The main LLMs fine-tuned using active learning are GPT-2 and Pythia (GPT-3-like) models. The pre-trained versions of these models were obtained from Hugging Face.
In the fine-tuning step, the authors use a straight-forward implementation of re-initialization, uniform sampling from the set of all previously sampled data and fine-tuning to convergence. The authors show that the proposed acquisition functions perform much better than the baseline of random sampling.
The analysis of the histogram of the results shows that there is a much better differentiation for preference certainty and hybrid approach with the random sampling baseline.

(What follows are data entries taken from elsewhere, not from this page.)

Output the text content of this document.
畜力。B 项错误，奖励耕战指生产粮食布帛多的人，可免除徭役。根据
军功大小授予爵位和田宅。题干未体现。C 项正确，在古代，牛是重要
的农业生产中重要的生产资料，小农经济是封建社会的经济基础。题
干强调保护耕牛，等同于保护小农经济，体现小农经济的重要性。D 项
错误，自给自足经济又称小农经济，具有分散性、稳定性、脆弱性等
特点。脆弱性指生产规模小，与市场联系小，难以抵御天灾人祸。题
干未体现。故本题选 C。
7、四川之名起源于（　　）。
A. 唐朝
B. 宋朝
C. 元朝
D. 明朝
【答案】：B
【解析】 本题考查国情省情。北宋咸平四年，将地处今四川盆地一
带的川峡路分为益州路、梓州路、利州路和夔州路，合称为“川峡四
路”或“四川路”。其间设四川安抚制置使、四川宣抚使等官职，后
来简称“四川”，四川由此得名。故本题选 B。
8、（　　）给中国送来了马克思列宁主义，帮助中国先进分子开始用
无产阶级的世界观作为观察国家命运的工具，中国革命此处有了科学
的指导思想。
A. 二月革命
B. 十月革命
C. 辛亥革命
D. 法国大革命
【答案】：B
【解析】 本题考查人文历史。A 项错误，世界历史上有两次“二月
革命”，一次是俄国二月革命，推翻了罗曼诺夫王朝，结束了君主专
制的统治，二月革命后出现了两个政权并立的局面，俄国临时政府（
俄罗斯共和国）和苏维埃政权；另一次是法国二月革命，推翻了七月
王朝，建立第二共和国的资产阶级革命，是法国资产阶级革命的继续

A list of novelties / contributions

The main contributions of the paper are as follows:

The paper introduces the combination of the DPO technique and active learning to simplify and stabilize the complex and data-hungry steps of fine-tuning of autoregressive LLMs. This eliminates the need for a separate reward model as in the case of RLHF/RLAIF base techniques.
The authors propose a hybrid acquisition function combining predictive entropy and preference certainty. The filtering step using entropy reduces the number of requests to the oracle and the preference certainty captures the oracle preference much better.

What do you think are the downsides of the work?

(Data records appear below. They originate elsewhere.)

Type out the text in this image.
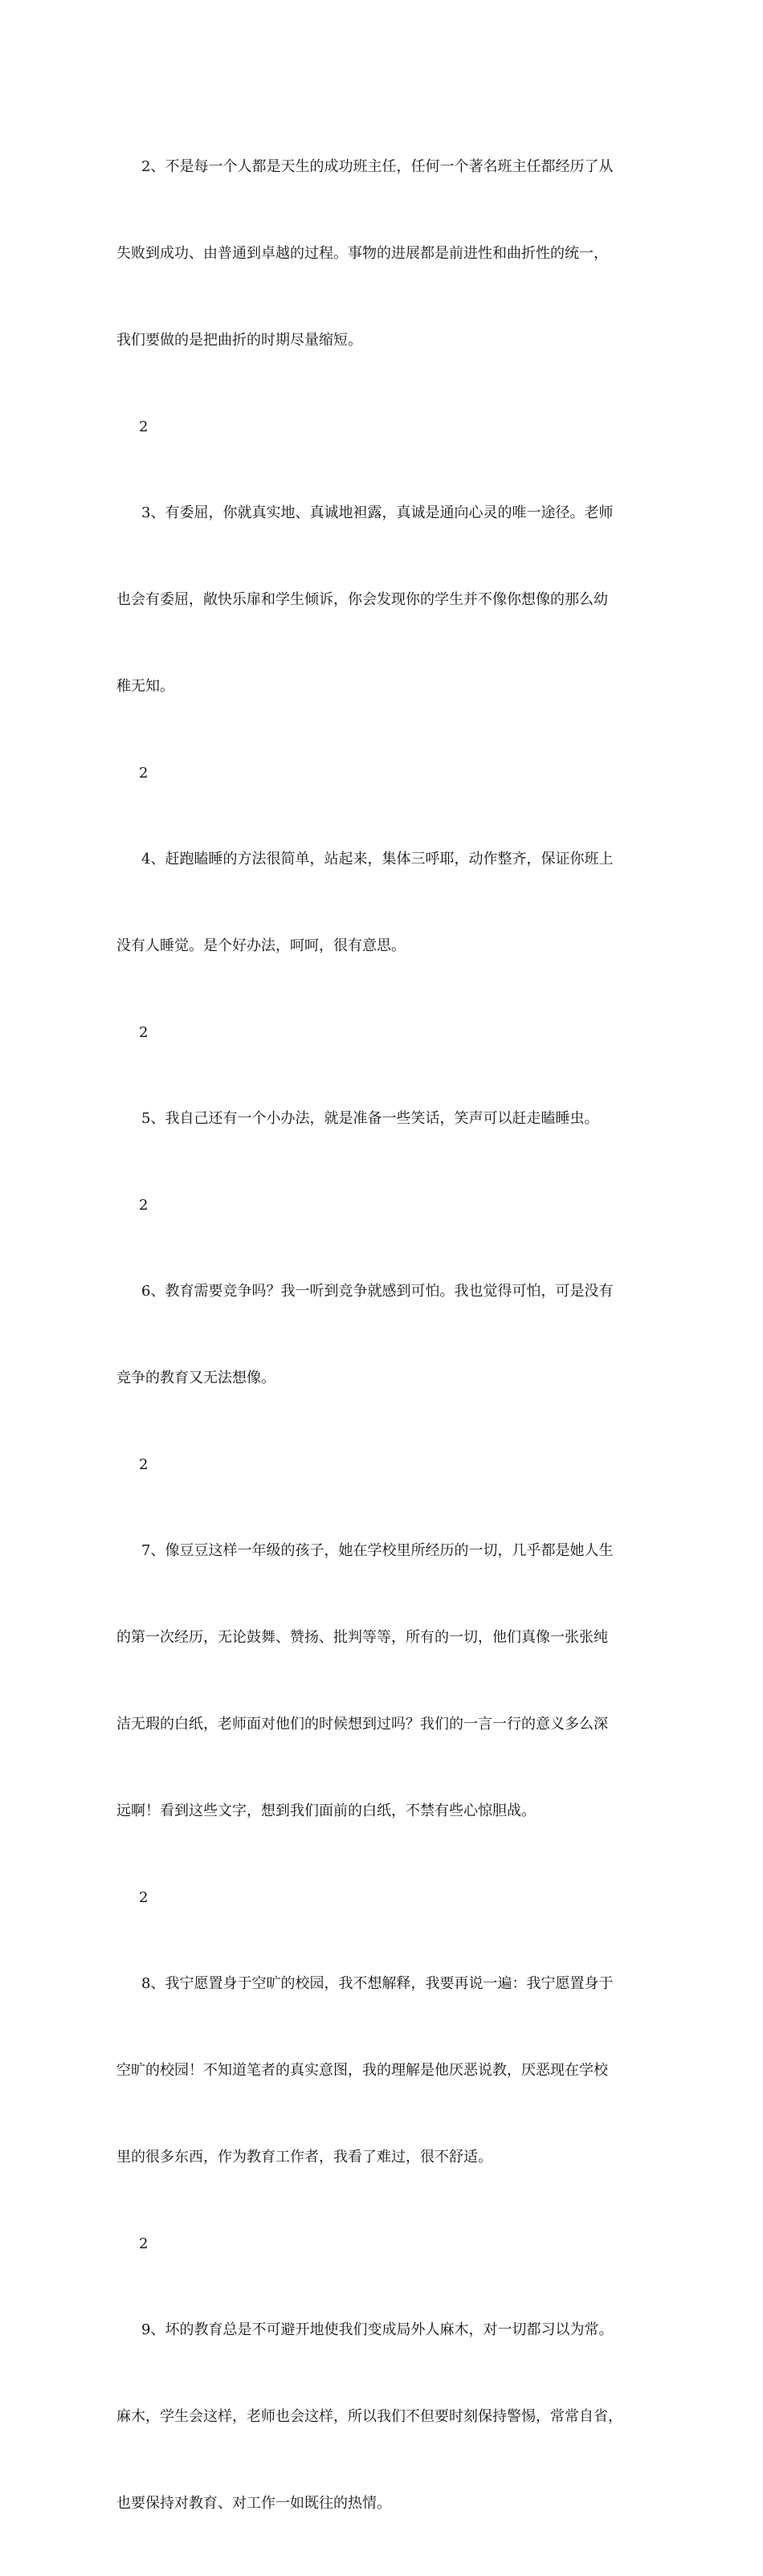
2、不是每一个人都是天生的成功班主任，任何一个著名班主任都经历了从

失败到成功、由普通到卓越的过程。事物的进展都是前进性和曲折性的统一，

我们要做的是把曲折的时期尽量缩短。

2

3、有委屈，你就真实地、真诚地袒露，真诚是通向心灵的唯一途径。老师

也会有委屈，敞快乐扉和学生倾诉，你会发现你的学生并不像你想像的那么幼

稚无知。

2

4、赶跑瞌睡的方法很简单，站起来，集体三呼耶，动作整齐，保证你班上

没有人睡觉。是个好办法，呵呵，很有意思。

2

5、我自己还有一个小办法，就是准备一些笑话，笑声可以赶走瞌睡虫。

2

6、教育需要竞争吗？我一听到竞争就感到可怕。我也觉得可怕，可是没有

竞争的教育又无法想像。

2

7、像豆豆这样一年级的孩子，她在学校里所经历的一切，几乎都是她人生

的第一次经历，无论鼓舞、赞扬、批判等等，所有的一切，他们真像一张张纯

洁无瑕的白纸，老师面对他们的时候想到过吗？我们的一言一行的意义多么深

远啊！看到这些文字，想到我们面前的白纸，不禁有些心惊胆战。

2

8、我宁愿置身于空旷的校园，我不想解释，我要再说一遍：我宁愿置身于

空旷的校园！不知道笔者的真实意图，我的理解是他厌恶说教，厌恶现在学校

里的很多东西，作为教育工作者，我看了难过，很不舒适。

2

9、坏的教育总是不可避开地使我们变成局外人麻木，对一切都习以为常。

麻木，学生会这样，老师也会这样，所以我们不但要时刻保持警惕，常常自省，

也要保持对教育、对工作一如既往的热情。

Although the paper highlights the pressing challenge of fine-tuning LLMs with less data and proposes an AL method leveraging DPO to tackle this challenge, there are a few drawbacks of the proposed method as follows.

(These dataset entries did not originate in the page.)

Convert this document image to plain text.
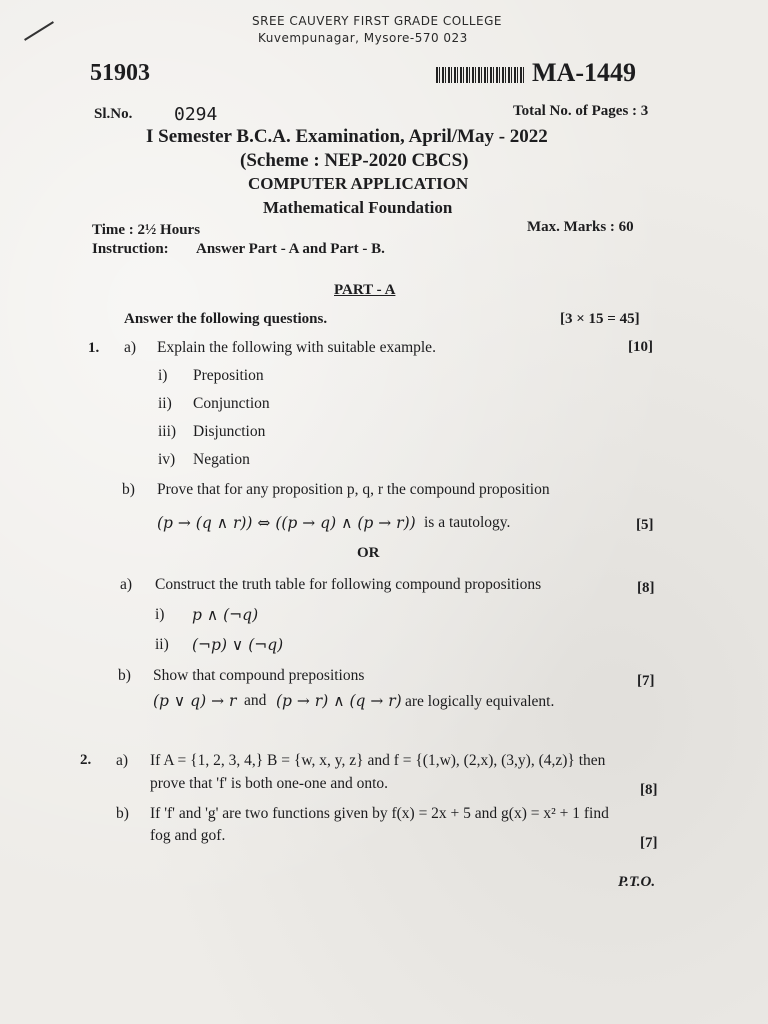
SREE CAUVERY FIRST GRADE COLLEGE
Kuvempunagar, Mysore-570 023
51903	MA-1449
Sl.No. 0294	Total No. of Pages : 3
I Semester B.C.A. Examination, April/May - 2022
(Scheme : NEP-2020 CBCS)
COMPUTER APPLICATION
Mathematical Foundation
Time : 2½ Hours	Max. Marks : 60
Instruction: Answer Part - A and Part - B.
PART - A
Answer the following questions.	[3 × 15 = 45]
1. a) Explain the following with suitable example.	[10]
i) Preposition
ii) Conjunction
iii) Disjunction
iv) Negation
b) Prove that for any proposition p, q, r the compound proposition
(p → (q ∧ r)) ⇔ ((p → q) ∧ (p → r)) is a tautology.	[5]
OR
a) Construct the truth table for following compound propositions	[8]
i) p ∧ (¬q)
ii) (¬p) ∨ (¬q)
b) Show that compound prepositions	[7]
(p ∨ q) → r and (p → r) ∧ (q → r) are logically equivalent.
2. a) If A = {1, 2, 3, 4,} B = {w, x, y, z} and f = {(1,w), (2,x), (3,y), (4,z)} then
prove that 'f' is both one-one and onto.	[8]
b) If 'f' and 'g' are two functions given by f(x) = 2x + 5 and g(x) = x² + 1 find
fog and gof.	[7]
P.T.O.
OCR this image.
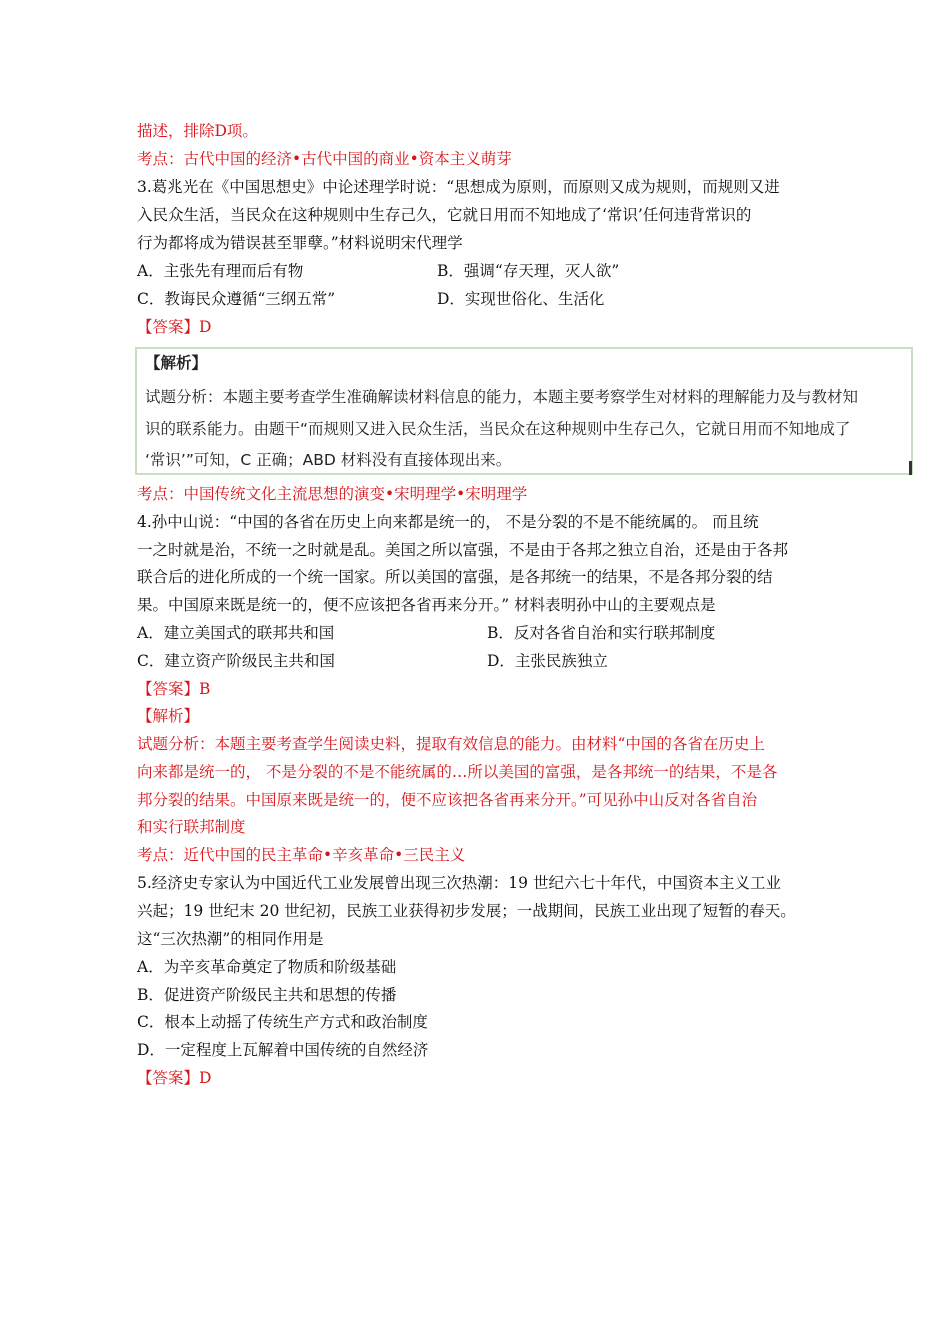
描述，排除D项。
考点：古代中国的经济•古代中国的商业•资本主义萌芽
3.葛兆光在《中国思想史》中论述理学时说：“思想成为原则，而原则又成为规则，而规则又进
入民众生活，当民众在这种规则中生存己久，它就日用而不知地成了‘常识’任何违背常识的
行为都将成为错误甚至罪孽。”材料说明宋代理学
A．主张先有理而后有物	B．强调“存天理，灭人欲”
C．教诲民众遵循“三纲五常”	D．实现世俗化、生活化
【答案】D
【解析】
试题分析：本题主要考查学生准确解读材料信息的能力，本题主要考察学生对材料的理解能力及与教材知
识的联系能力。由题干“而规则又进入民众生活，当民众在这种规则中生存己久，它就日用而不知地成了
‘常识’”可知，C 正确；ABD 材料没有直接体现出来。
考点：中国传统文化主流思想的演变•宋明理学•宋明理学
4.孙中山说：“中国的各省在历史上向来都是统一的， 不是分裂的不是不能统属的。 而且统
一之时就是治，不统一之时就是乱。美国之所以富强，不是由于各邦之独立自治，还是由于各邦
联合后的进化所成的一个统一国家。所以美国的富强，是各邦统一的结果，不是各邦分裂的结
果。中国原来既是统一的，便不应该把各省再来分开。” 材料表明孙中山的主要观点是
A．建立美国式的联邦共和国	B．反对各省自治和实行联邦制度
C．建立资产阶级民主共和国	D．主张民族独立
【答案】B
【解析】
试题分析：本题主要考查学生阅读史料，提取有效信息的能力。由材料“中国的各省在历史上
向来都是统一的， 不是分裂的不是不能统属的…所以美国的富强，是各邦统一的结果，不是各
邦分裂的结果。中国原来既是统一的，便不应该把各省再来分开。”可见孙中山反对各省自治
和实行联邦制度
考点：近代中国的民主革命•辛亥革命•三民主义
5.经济史专家认为中国近代工业发展曾出现三次热潮：19 世纪六七十年代，中国资本主义工业
兴起；19 世纪末 20 世纪初，民族工业获得初步发展；一战期间，民族工业出现了短暂的春天。
这“三次热潮”的相同作用是
A．为辛亥革命奠定了物质和阶级基础
B．促进资产阶级民主共和思想的传播
C．根本上动摇了传统生产方式和政治制度
D．一定程度上瓦解着中国传统的自然经济
【答案】D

Dataset - The paper only focuses on text generation tasks on generic text datasets. The first dataset is a text completion task for movie reviews and the second is a summarization of Reddit posts. Further analysis is required to show that the method works for domain-specific datasets and tasks.
Model - The paper only runs experiments on GPT-2 and Pythia (GPT-3-like) models. These are mainly decoder-based models. For the sake of completeness, it would be interesting to experiment with encoder-decoder models too.
Closed model as oracle - Since the paper mainly uses GPT-4 as the oracle for generating answers, the effects of the oracle cannot be studied very well. Also, closed models come at a much higher cost which might be economical for running multiple iterations of active learning. Also, the paper compares the choice of oracle by measuring the average self-consistency of only GPT-3.5 and GPT-4. However, a comparison including open models would have been better.
Prompts - The authors only provide two prompts for the two datasets and thus the effect of prompt engineering is not well-studied.
Comparative Analysis - The paper mainly compares the proposed acquisition functions predictive entropy, preference certainty and hybrid (PE + PC) with the baseline of random sampling. No comparison with other widely used sampling strategies is shown. The paper points out that the Reward rAnked Fine-Tuning (RaFT) \cite{dong2023raft} technique consults the oracle on every data point before filtering. However, no comparative study has been done with previous AL methods for fine-tuning LLMs.

Despite some drawbacks, the paper proposes a novel method of leveraging Direct-Preference Optimization (DPO) for active learning of the fine-tuning of LLMs.

References

[1] William Muldrew, Peter Hayes, Mingtian Zhang, and David Barber. Active preference learning for large language models. In Forty-first International Conference on Machine Learning, 2024.

[2] Hanze Dong, Wei Xiong, Deepanshu Goyal, Yihan Zhang, Winnie Chow, Rui Pan, Shizhe Diao, Jipeng Zhang, Kashun Shum, and Tong Zhang. Raft: Reward ranked finetuning for generative foundation model alignment. arXiv preprint arXiv:2304.06767, 2023.